Citrix Systems Boosts OpenStack With Cloud.com Acquisition

On July 12, Citrix Systems announced its acquisition of Cloud.com, the open source Infrastructure as a Service (IaaS) cloud computing platform that enables enterprises to create private or public cloud environments. Although the terms of the acquisition were not widely revealed, TechCrunch reports that Citrix Systems agreed to purchase Cloud.com for somewhere between $200 and $250 million. Citrix’s acquisition of Cloud.com comes less than two months after disclosure of its plans to commercialize OpenStack with Project Olympus, a product that allows customers to create IaaS cloud environments that leverage the OpenStack operating system code. The addition of Cloud.com’s CloudStack platform to Citrix’s product line means that Citrix can now claim ownership of XenServer hypervisor, XenApp, XenDesktop, Netscaler cloud networking products and the forthcoming Project Olympus. The acquisition of Cloud.com is expected to bolster OpenStack’s position in the cloud computing space because Citrix now promises to promote OpenStack utilization through the three pronged channel of Project Olympus, CloudStack APIs for OpenStack and its corporate support of OpenStack as an open source solution in contrast to a vendor such as Eucalyptus.

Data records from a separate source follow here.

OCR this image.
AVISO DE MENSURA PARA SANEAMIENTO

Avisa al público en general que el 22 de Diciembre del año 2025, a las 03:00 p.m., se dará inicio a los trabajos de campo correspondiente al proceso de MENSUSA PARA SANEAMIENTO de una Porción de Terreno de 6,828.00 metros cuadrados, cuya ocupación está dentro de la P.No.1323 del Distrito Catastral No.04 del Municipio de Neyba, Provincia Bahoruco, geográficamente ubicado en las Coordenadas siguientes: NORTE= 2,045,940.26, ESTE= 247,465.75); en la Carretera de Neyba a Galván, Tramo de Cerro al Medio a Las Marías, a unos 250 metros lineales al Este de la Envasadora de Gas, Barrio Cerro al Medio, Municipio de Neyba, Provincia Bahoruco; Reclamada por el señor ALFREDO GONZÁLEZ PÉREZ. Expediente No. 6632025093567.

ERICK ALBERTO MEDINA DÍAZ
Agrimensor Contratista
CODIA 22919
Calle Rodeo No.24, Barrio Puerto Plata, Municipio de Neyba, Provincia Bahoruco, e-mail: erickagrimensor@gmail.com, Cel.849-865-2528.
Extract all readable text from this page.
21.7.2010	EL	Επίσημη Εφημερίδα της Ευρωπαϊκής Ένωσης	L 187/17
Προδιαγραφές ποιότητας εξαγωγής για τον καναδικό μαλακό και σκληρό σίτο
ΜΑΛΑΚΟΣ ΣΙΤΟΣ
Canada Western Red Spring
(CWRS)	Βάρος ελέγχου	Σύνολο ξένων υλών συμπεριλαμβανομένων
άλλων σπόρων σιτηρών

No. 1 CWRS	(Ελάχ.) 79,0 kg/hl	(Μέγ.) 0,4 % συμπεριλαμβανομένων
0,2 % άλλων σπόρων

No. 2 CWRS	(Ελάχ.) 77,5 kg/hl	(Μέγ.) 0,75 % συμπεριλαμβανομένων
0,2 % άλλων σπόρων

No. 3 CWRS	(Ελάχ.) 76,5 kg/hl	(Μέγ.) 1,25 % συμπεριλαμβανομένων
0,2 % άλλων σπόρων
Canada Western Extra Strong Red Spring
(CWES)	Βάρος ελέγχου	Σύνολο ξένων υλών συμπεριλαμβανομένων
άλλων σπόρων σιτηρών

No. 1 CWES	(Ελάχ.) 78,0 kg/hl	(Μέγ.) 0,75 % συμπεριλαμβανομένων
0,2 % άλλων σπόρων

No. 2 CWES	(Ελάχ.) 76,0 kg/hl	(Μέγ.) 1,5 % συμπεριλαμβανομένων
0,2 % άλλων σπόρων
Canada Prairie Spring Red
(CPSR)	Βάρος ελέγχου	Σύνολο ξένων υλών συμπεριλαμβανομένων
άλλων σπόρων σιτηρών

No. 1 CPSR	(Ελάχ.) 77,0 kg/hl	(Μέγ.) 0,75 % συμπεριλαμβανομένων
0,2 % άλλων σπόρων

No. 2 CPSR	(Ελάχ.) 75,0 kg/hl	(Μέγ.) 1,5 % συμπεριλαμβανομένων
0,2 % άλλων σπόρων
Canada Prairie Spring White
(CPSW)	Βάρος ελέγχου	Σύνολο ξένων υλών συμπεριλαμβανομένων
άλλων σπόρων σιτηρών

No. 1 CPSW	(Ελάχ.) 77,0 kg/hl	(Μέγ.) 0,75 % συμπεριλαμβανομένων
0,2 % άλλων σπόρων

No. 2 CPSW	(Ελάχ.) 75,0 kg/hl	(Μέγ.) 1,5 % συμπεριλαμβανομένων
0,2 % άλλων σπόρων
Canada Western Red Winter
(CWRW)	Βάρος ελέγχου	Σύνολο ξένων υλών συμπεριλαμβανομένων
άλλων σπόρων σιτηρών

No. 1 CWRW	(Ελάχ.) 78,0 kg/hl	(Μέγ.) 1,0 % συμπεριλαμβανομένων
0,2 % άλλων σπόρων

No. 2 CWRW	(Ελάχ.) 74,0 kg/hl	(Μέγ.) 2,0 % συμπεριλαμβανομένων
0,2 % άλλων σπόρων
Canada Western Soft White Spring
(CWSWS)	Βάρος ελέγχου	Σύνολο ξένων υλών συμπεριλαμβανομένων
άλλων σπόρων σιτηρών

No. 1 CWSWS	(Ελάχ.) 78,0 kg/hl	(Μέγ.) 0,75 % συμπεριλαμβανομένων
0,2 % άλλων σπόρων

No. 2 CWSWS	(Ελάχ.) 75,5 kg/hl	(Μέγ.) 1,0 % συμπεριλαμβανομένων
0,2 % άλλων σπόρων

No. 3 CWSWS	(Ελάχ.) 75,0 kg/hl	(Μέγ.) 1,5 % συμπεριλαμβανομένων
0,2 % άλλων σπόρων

As a result of the acquisition, all Cloud.com employees will become part of Citrix. Cloud.com will henceforth be branded as Citrix CloudStack and belong to Citrix’s new Cloud Platforms Group. The acquisition gives Citrix a cluster of high profile customers such as Zynga Inc., GoDaddy.com, Tata Consultancy Services Ltd., Nokia Oyj and South Korean telecommunications company KT Corp that used Cloud.com to create internal cloud infrastructures. A June 17, 2011 GigaOm post by Derrick Harris notes that Zynga used Cloud.com to create its internal Z Cloud alongside RightScale as a tool to manage the union of its Amazon EC2 public cloud and Z Cloud.